Extrait du texte

 

Emmurée de ses rivages, 

L’île gardait l’île. 

La peur était enterrée dans les fougères. 

Elle nourrissait les fruits. 

Le jus terreux de la canne à sucre rappelait aux hommes nés sur l’île qu’ils étaient sucres et venins, 

Engendrés par morsure de cette peur enfouie dans la terre.  

La part immangeable de l’île.

 

 

Au fil du temps, 

Des dieux venus d’autres îles et d’autres continents s’étaient échoués sur les galets de lave arrondis par la houle. 

Comme tous ceux qui n’étaient pas nés sur cette île, 

Ils avaient prospéré puis s’étaient décomposés, 

Rejoignant le compost des rêves que la pluie ravinait dans la mer.

 

 

La mer noire et sans racine dégueulait parfois des hommes. 

Ils sortaient de l’eau pleins de force et de vie, 

Gravissaient les pentes abruptes de la montagne pour s’apercevoir à son sommet qu’ils étaient seuls et abandonnés. 

 

 

Alors, 

Ils se laissaient tituber jusqu’à la côte pour accueillir d’autres hommes qu’ils espéraient plus fort qu’eux. 

 

 

Certains, 

Dont les pieds et les mains étaient moins acérés, 

Tombaient dans des crevasses gigantesques. 

Entourés par les falaises, 

Ne voyant plus la mer, 

Ils perdaient l’ailleurs et le maintenant. 
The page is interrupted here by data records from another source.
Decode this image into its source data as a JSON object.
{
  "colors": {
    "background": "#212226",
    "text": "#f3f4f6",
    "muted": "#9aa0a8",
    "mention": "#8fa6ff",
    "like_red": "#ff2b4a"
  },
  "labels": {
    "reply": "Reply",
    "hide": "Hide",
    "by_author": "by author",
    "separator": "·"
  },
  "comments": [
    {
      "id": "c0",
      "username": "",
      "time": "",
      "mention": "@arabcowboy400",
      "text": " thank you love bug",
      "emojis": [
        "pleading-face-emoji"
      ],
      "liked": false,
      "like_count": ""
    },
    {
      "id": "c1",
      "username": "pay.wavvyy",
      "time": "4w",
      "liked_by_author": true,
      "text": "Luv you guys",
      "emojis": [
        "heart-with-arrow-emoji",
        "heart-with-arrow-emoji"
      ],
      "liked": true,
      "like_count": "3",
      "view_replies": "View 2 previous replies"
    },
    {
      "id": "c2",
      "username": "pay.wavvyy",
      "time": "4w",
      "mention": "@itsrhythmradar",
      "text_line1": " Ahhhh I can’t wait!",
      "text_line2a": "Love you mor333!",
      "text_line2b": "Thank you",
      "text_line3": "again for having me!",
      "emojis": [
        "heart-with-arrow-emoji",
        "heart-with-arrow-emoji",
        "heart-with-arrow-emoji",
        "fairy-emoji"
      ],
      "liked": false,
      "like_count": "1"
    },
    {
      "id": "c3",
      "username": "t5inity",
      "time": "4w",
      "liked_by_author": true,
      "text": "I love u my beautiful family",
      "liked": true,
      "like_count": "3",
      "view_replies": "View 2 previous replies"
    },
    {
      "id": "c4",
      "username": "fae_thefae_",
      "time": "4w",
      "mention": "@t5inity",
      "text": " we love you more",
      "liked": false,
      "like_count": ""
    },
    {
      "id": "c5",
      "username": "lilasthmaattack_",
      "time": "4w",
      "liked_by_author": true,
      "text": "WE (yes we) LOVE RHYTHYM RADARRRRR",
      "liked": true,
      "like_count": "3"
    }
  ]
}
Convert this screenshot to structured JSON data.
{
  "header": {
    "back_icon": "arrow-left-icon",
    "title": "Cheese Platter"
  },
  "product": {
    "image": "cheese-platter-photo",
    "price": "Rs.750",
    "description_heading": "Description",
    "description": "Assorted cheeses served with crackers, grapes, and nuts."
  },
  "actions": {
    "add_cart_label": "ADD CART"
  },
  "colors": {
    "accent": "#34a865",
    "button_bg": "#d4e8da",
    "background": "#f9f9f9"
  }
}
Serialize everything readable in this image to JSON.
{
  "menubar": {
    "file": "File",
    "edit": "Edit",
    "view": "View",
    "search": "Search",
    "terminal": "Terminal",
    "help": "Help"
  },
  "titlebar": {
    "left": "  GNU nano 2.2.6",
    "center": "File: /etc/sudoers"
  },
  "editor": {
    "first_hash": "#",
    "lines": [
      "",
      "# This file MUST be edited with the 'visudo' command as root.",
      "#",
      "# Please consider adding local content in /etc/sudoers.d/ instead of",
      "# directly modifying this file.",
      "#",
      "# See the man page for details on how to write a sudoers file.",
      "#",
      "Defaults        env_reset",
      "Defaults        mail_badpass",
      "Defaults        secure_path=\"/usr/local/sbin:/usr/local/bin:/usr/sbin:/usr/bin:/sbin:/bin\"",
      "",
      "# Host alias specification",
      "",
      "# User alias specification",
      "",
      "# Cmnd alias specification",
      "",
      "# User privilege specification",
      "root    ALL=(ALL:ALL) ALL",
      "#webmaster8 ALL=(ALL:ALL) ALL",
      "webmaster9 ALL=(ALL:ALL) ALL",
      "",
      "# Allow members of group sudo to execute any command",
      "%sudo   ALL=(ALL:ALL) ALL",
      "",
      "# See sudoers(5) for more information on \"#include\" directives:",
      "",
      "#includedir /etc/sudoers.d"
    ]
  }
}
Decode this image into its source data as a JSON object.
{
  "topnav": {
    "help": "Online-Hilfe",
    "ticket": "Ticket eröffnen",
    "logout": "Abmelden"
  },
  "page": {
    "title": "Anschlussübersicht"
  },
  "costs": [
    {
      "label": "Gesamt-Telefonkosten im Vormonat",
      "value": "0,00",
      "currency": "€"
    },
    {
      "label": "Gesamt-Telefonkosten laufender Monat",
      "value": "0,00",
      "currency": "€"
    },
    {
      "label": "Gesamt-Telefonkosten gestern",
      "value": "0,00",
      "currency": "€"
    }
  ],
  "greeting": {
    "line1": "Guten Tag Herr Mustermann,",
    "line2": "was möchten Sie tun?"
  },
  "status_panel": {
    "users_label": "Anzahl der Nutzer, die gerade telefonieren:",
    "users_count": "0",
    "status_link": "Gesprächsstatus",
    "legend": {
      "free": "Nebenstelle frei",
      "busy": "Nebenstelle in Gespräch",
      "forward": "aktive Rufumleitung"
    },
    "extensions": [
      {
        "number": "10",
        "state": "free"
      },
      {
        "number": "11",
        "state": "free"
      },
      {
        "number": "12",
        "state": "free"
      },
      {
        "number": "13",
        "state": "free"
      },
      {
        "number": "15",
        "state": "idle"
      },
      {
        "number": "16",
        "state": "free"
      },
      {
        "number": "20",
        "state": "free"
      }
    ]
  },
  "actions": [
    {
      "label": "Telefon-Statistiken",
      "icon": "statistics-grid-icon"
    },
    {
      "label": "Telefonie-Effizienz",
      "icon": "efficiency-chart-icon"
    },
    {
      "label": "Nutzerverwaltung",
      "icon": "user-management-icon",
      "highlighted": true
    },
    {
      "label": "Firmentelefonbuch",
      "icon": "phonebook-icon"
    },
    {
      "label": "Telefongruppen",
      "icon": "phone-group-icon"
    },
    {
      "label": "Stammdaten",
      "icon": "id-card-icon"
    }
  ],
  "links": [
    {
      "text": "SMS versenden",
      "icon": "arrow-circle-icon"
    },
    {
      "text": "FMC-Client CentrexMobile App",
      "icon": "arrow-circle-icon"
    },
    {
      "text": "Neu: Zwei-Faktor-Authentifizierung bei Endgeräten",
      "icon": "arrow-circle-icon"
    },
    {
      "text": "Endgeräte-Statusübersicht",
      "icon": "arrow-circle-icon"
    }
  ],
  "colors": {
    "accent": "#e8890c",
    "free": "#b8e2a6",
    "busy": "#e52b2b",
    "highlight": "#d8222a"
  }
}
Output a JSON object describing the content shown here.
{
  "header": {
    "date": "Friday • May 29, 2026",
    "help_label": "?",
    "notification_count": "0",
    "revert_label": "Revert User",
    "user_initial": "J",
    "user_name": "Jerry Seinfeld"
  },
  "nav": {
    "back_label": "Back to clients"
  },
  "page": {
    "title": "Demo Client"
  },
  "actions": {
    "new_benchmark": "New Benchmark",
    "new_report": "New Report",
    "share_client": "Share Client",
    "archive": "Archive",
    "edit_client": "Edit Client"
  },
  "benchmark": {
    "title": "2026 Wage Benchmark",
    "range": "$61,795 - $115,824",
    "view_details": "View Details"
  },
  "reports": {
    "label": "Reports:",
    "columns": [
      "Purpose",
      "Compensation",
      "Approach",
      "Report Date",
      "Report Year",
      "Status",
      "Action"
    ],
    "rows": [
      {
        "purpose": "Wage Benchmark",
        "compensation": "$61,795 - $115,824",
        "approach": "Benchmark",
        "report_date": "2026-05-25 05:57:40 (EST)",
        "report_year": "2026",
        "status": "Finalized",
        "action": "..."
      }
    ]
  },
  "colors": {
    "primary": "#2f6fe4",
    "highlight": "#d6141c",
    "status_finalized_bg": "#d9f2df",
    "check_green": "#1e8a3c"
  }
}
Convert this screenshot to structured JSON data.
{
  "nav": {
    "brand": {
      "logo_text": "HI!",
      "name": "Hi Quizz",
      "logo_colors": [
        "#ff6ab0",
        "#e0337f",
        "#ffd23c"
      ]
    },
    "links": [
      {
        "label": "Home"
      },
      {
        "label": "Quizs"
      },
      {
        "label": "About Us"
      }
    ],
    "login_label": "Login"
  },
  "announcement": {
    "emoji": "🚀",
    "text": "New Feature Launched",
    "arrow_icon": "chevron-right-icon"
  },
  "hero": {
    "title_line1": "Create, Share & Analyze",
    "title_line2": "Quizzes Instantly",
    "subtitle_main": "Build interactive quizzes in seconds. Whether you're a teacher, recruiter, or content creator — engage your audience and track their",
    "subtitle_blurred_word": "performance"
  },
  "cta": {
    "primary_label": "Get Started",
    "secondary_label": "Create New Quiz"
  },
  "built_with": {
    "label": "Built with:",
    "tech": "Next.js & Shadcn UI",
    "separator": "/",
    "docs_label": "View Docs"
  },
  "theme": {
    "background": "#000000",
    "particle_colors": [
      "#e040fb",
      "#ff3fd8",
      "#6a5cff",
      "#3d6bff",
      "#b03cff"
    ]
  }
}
De naissance en naissance, 

Leurs yeux prenaient la couleur et la forme de l’île ; 

Une pointe de rouge et de noir acérée de sang, de lave et de feu.

 

 

Mon père, 

Dont les yeux d’outremer étaient un antidote à la fatalité, 

Débarqua sur l’île avec le courage du destin. 

Il était précédé d’un nuage de guerre et d’un vent de famine. 

Nuées venues d’un monde fasciné par son holocauste que seule l’odeur enivrante des géraniums faisait oublier. 

 

 

Il était là, 

Bâtisseur d’un troupeau 

Dont les nerfs, la viande et les os seraient une digue contre la révolte des affamés. 

 

 

Mais ici, 

Sur l’île, 

Les parades des démons étaient plus puissantes et dangereuses que l’iris tranchant du regard de mon père. 

Le fouet de sa volonté pourrissait dans la moiteur des interdits. 

Habitué aux tambours de la solitude, 

Aucun homme ne voyait dans les yeux des maigres génisses l’appel d’une prospérité construite sur le meuglement uni de toutes leurs matrices dévorées par les mouches. 

Ils se détournaient de mon père. 

 

 

L’idée d’un troupeau était un affront à la nature même de l’île 

Qui, pour leur garantir une pitance, 

Isolait les bêtes et les hommes en d’étroites cavernes, 

Certaines sombres, 

D’autres éclairées, 

Toutes creusées par les cauchemars noués des hommes, des bêtes et des pierres.

 

 

A cet instant, 

Je n’étais pas sorti du ventre de ma mère. 

Elle hésitait à déposer son œuvre dans l’orifice d’une terre qui lui était inconnue. 

 

 

Incapable d’une naissance, 

Mon père rejoignit la lignée des combattants qui perdaient leurs noms en luttant contre l’Eternel. 

 

 

Vaillant et sans espoir,

Il cimenterait un troupeau avec sa moelle et celle encore fraîche de ses futurs enfants.

Ce qu’un homme ne pouvait accomplir, 

Le bras armé de sa généalogie  s’en chargerait. 

 

 

En attendant, 

Il lui fallait une monture digne de porter son insolence.

Elle s’appellerait Adam.

Elle serait un taureau.

 

 

Il me fallait naître. 

Je le fis après que mon frère ait pris souche.